Assessing Introme’s utility for variant discovery

The recent development of high-throughput saturation mutagenesis screens which exhaustively mutate and assess the functional impact of all possible genetic variants within a defined genomic search-space represent a compelling opportunity to further benchmark Introme’s performance. We used a previously published saturation mutagenesis dataset [27] which comprehensively screened variants in all coding and 12 bp of intronic bases in 13 exons of BRCA1. The variants categorised both as non-functional and with a 75% reduction in mRNA were used as a truth set of splice-altering variants (n = 130) (see the “Methods” section). Introme was able to demonstrate that it can be used to identify the splice-altering variants from this dataset with minimal false positive predictions (auPRC of 0.96). When comparing the variants’ Introme score and their functional score, the variants cluster well according to their assigned ClinVar pathogenicity (Fig. 5A). Additionally, the two pathogenic variants with normal functional scores predicted as splice-altering by Introme result in in-frame splicing changes, as identified in the original study.

Fig. 5
figure 5

Introme performance in clinical applications. A The Introme scores and the functional scores calculated for BRCA1 variants assessed using a saturation mutagenesis screen [27]. Variants with functional scores >  − 0.748 are classified as tolerated whilst functional scores <  =  − 1.328 correspond to non-functional variants, as determined in the original study [27]. Variants are coloured by their ClinVar pathogenicity classifications (P: pathogenic; LP: likely pathogenic; VUS: variant of uncertain significance; B: benign; LB: likely benign). B Introme scores of variants tested for splice-altering impacts by RT-PCR in a diagnostic lab. Variants were classed as ‘assay failed’ if the RT-PCR validation was not able to be performed on the sample. CE Lollipop plot of the splice-altering variants identified by Introme in the ZERO childhood cancer cohort [28] for genes C NF1, D ATM, and E RB1, made using ProteinPaint [29]. Each circle represents the location of at least one genetic variant identified as reportable and splice-altering in the ZERO cohort (red: somatic variant, blue: germline variant). Shaded areas on the transcript represent protein domains. FH Splice-altering variants in PKD1 identified using Introme in patients with polycystic kidney disease. RT-PCR was performed using patient (P) and control (C) samples, with the corresponding transcripts numbered and represented above the gels. Asterisks mark the location of the variants in the diagram. The variants are F PKD1:c.7489 + 5G > A, G PKD1:c.11014-10C > A, and H PKD1:c.10167 + 25_10167 + 43del19. I A violin plot showing Introme scores for 7200 randomly selected variants with different population allele frequencies. In A, B, and I, the horizontal dashed line is the default Introme score threshold of 0.61

To demonstrate the performance of Introme on variants identified in a clinical context, we investigated 97 consecutive variants that had been referred to a diagnostic laboratory for clinically accredited RT-PCR testing (Additional file 1: Table S2). These variants had a suspicion of pathogenicity and could thus demonstrate the expected performance of Introme in a clinical laboratory situation. Introme correctly identified 78% of the RT-PCR validated splice-altering variants using the stringent threshold of 0.83, and 88% of these at the more relaxed threshold of 0.61 (Fig. 5B). There were three variants with an Introme score ≥ 0.83, but without supporting RT-PCR evidence (blue dots in Fig. 5B). For one variant, we prompted a re-review of the RT-PCR evidence, which revealed a clinical false negative that was missed during the initial interpretation of the RT-PCR data; this resulted in a reclassification of the variant to likely pathogenic. Additionally, the RT-PCR assay failed for seven of the 97 variants tested due to sample or laboratory issues (green dots in Fig. 5B), three of which Introme predicted would alter splicing and would therefore be worth additional effort to validate splicing abnormalities.

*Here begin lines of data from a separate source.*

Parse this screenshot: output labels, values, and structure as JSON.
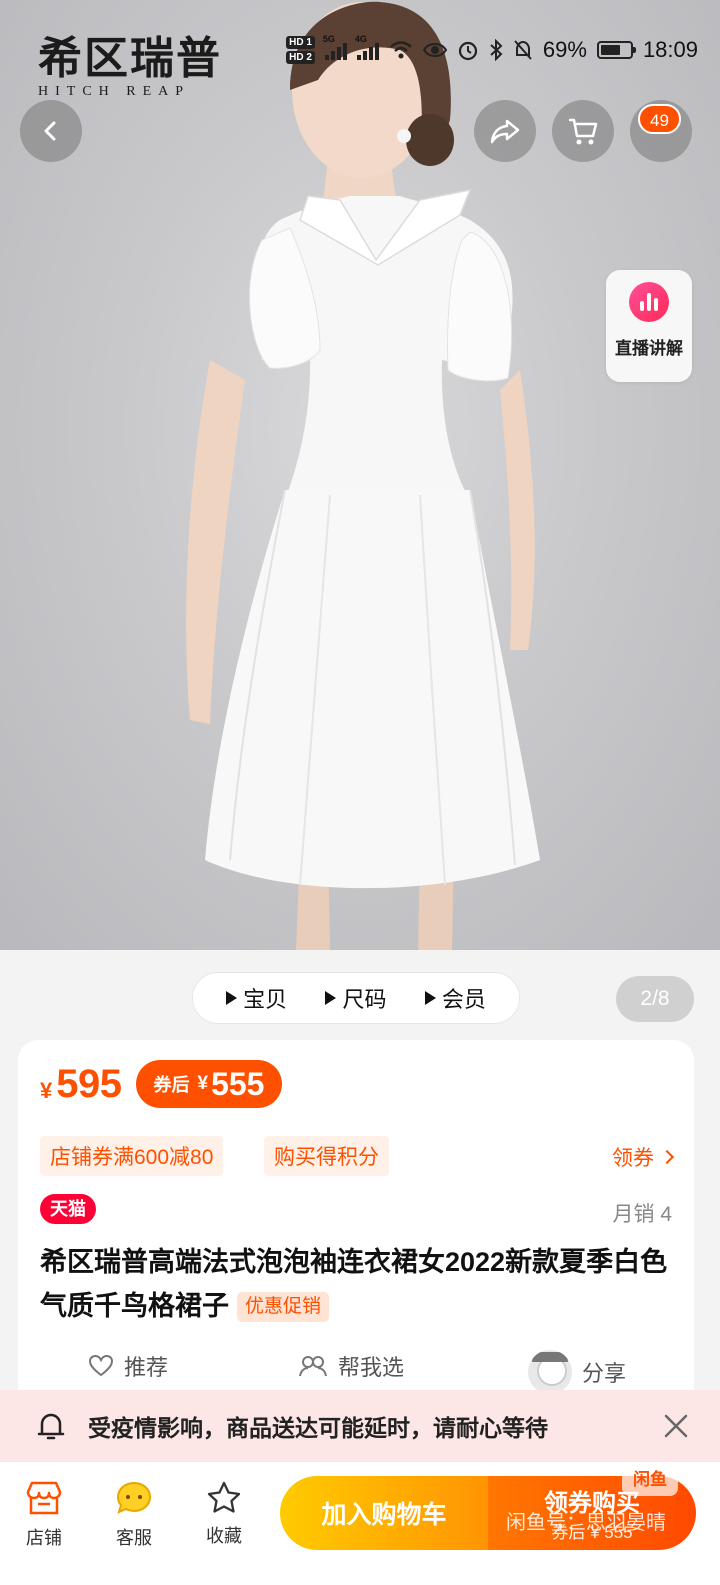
{
  "brand": {
    "cn": "希区瑞普",
    "en": "HITCH REAP"
  },
  "status_bar": {
    "hd1": "HD 1",
    "hd2": "HD 2",
    "net1": "5G",
    "net2": "4G",
    "battery_percent": "69%",
    "battery_level": 0.69,
    "time": "18:09"
  },
  "nav": {
    "cart_badge": "49"
  },
  "live": {
    "label": "直播讲解"
  },
  "gallery": {
    "tabs": [
      "宝贝",
      "尺码",
      "会员"
    ],
    "page_indicator": "2/8"
  },
  "product": {
    "currency": "¥",
    "price": "595",
    "coupon_label": "券后",
    "coupon_currency": "¥",
    "coupon_price": "555",
    "promo_tags": [
      "店铺券满600减80",
      "购买得积分"
    ],
    "get_coupon": "领券",
    "platform_badge": "天猫",
    "monthly_sales": "月销 4",
    "title": "希区瑞普高端法式泡泡袖连衣裙女2022新款夏季白色气质千鸟格裙子",
    "title_tag": "优惠促销",
    "actions": [
      "推荐",
      "帮我选",
      "分享"
    ]
  },
  "notice": {
    "text": "受疫情影响，商品送达可能延时，请耐心等待"
  },
  "bottom_bar": {
    "shop": "店铺",
    "service": "客服",
    "favorite": "收藏",
    "add_cart": "加入购物车",
    "buy_title": "领券购买",
    "buy_sub": "券后 ¥ 555",
    "watermark": "闲鱼号：思羽晏晴",
    "watermark_logo": "闲鱼"
  },
  "colors": {
    "accent": "#ff5000",
    "tmall": "#ff0036",
    "cart_btn": "#ffb000",
    "notice_bg": "#fce7e6"
  }
}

During the development of Introme, we used it to discover splice-altering variants in several studies. We identified 28 reportable (pathogenic or likely pathogenic) mostly somatic splice-altering variants in a cohort of 247 patients with high-risk paediatric cancers [28], notably in the well-established cancer genes TP53, NF1, and RB1 (Fig. 5C–E). Additionally, we identified a 3′ UTR variant in KLHL40 in a patient with nemaline myopathy 8 [30] and a missense variant in YARS2 in a patient with a mitochondrial disorder known as MLASA2 [31], both of which Introme helped prioritise as candidate splice-altering variants. Here, we investigated three variants in four probands with suspected autosomal dominant polycystic kidney disease, who remained undiagnosed following clinical whole genome sequencing [32]. In two siblings, Introme classified PKD1:c.7489 + 5G > A [32] as splice altering (Introme score 0.98) resulting in intron retention, which was validated using cDNA Sanger sequencing (Fig. 5F; see the “Methods” section). Furthermore, Introme correctly classified an intronic variant PKD1:c.11014-10C > A as creating a new AG motif in the AG exclusion zone (Introme score 0.92) that caused exon skipping (Fig. 5G), and an intronic deletion, PKD1:c.10167 + 25_10167 + 43del19 (Introme score 0.78), that resulted in intron retention (Fig. 5H).

Finally, whilst the primary goal of Introme is to identify rare, splice-altering variants, we evaluated whether it could identify polymorphisms that might also affect splicing and potentially predisposition to common diseases. Thus, we ran Introme on a random selection of commonly genotyped polymorphisms chosen from six different population allele frequency tranches. As the polymorphisms became more common, they were less likely to be predicted by Introme as candidate splice-altering variants (Fig. 5I). Of the 1200 randomly selected variants with a population allele frequency > 20%, eight were predicted to be splice-altering (Introme ≥ 0.61). We manually inspected the top-scoring common variants for GWAS hits and found that rs11124542 was associated with Vitrin level in chronic kidney disease with hypertension and no diabetes (p-value 5 × 10−12, beta value 0.43 [0.31–0.55 CI]) [33]. Whilst most polymorphisms are not expected to be causal variants, in this instance, the variant (VIT:c.679 + 11A > C) is in the gene that encodes Vitrin and may be the causal variant through altering gene splicing, though further validation is required to validate this.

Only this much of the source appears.